EU-Taxonomie

Auch: ESG-Taxonomie · Taxonomie-Verordnung

Die EU-Taxonomie (auch ESG-Taxonomie genannt) ist ein durch die Verordnung (EU) 2020/852 eingeführtes Klassifizierungssystem, das einheitliche Kriterien dafür festlegt, ob eine Wirtschaftstätigkeit als ökologisch nachhaltig gilt – mit unmittelbarer Relevanz auch für Bau- und Immobilienprojekte.

Ausführliche Erklärung

Ziel der EU-Taxonomie-Verordnung ist es, Kapitalflüsse gezielt in nachhaltige Investitionen zu lenken und „Greenwashing" durch einheitliche, EU-weit verbindliche Bewertungskriterien zu erschweren. Nach der Verordnung gilt eine Wirtschaftstätigkeit als ökologisch nachhaltig, wenn sie erstens einen wesentlichen Beitrag zu mindestens einem von sechs definierten Umweltzielen leistet (etwa Klimaschutz oder Anpassung an den Klimawandel), zweitens keines der übrigen Umweltziele erheblich beeinträchtigt, drittens bestimmte soziale Mindestschutzstandards einhält und viertens die konkreten technischen Bewertungskriterien der zugehörigen delegierten Rechtsakte erfüllt.

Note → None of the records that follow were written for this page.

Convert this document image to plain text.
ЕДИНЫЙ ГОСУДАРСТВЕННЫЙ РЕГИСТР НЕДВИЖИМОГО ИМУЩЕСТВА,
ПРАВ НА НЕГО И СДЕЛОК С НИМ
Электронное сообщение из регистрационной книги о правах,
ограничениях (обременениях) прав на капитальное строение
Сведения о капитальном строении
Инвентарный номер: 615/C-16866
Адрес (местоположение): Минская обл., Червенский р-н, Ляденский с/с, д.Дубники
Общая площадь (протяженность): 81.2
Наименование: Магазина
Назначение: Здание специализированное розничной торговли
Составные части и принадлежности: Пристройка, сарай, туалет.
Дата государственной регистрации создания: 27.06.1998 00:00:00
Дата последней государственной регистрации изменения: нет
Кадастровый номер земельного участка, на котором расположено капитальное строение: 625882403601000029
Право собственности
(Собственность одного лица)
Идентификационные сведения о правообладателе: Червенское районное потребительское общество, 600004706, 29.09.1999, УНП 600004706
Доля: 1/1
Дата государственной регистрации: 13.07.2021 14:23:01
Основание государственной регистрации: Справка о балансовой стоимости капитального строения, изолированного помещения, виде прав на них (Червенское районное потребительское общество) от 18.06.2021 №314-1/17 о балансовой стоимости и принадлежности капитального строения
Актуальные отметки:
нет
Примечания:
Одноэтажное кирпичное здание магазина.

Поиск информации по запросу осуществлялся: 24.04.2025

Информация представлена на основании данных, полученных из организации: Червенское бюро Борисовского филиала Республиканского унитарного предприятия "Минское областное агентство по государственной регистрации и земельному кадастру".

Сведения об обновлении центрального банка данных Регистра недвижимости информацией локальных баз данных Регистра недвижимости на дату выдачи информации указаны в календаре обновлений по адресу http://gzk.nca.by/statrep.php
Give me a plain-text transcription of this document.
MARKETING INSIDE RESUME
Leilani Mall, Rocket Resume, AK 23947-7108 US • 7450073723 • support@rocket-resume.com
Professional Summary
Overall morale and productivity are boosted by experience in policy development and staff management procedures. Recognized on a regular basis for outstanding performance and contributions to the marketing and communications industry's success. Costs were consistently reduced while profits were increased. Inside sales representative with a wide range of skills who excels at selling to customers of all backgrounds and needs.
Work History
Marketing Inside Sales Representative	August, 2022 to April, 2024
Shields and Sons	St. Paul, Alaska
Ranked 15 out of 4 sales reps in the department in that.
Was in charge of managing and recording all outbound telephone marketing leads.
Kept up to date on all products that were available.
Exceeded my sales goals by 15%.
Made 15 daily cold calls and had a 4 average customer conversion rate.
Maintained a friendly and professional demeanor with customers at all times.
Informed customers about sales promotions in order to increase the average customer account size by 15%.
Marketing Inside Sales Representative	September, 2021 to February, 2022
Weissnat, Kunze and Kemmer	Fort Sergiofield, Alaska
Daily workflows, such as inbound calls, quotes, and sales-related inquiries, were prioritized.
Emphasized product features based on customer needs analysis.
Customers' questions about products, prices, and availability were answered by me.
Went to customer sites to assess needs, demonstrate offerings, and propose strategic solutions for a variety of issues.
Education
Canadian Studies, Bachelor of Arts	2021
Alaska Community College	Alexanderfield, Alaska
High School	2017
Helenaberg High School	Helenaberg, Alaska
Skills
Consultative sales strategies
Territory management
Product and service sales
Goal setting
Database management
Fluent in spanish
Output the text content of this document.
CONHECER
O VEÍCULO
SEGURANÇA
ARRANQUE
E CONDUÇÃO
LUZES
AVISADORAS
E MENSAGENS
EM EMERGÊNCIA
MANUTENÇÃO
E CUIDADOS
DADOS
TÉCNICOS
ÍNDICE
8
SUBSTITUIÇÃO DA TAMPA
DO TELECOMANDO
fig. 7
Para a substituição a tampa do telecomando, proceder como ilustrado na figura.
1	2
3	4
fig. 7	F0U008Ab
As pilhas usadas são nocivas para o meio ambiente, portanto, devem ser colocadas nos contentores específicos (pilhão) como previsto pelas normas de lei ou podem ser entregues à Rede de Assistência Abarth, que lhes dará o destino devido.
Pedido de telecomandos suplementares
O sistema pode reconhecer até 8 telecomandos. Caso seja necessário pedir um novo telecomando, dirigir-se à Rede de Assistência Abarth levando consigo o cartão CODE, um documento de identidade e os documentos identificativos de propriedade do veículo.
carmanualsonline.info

Für die Immobilien- und Baubranche ist die EU-Taxonomie besonders relevant, weil Gebäude und Bauwirtschaft für einen erheblichen Anteil der europäischen Treibhausgasemissionen verantwortlich sind. Die delegierten Rechtsakte zur EU-Taxonomie definieren konkrete technische Kriterien für Neubau, Renovierung, Erwerb und Eigentum von Gebäuden sowie für den Gebäudebestand – etwa Anforderungen an den Primärenergiebedarf im Vergleich zum jeweiligen nationalen Neubaustandard. Für institutionelle Investoren, Banken und Fondsgesellschaften, die der EU-Offenlegungsverordnung unterliegen, wird die Taxonomiekonformität eines Immobilienportfolios zunehmend zu einem zentralen Kriterium bei Finanzierungs- und Investitionsentscheidungen, da sie offenlegen müssen, welcher Anteil ihrer Investitionen taxonomiekonform ist.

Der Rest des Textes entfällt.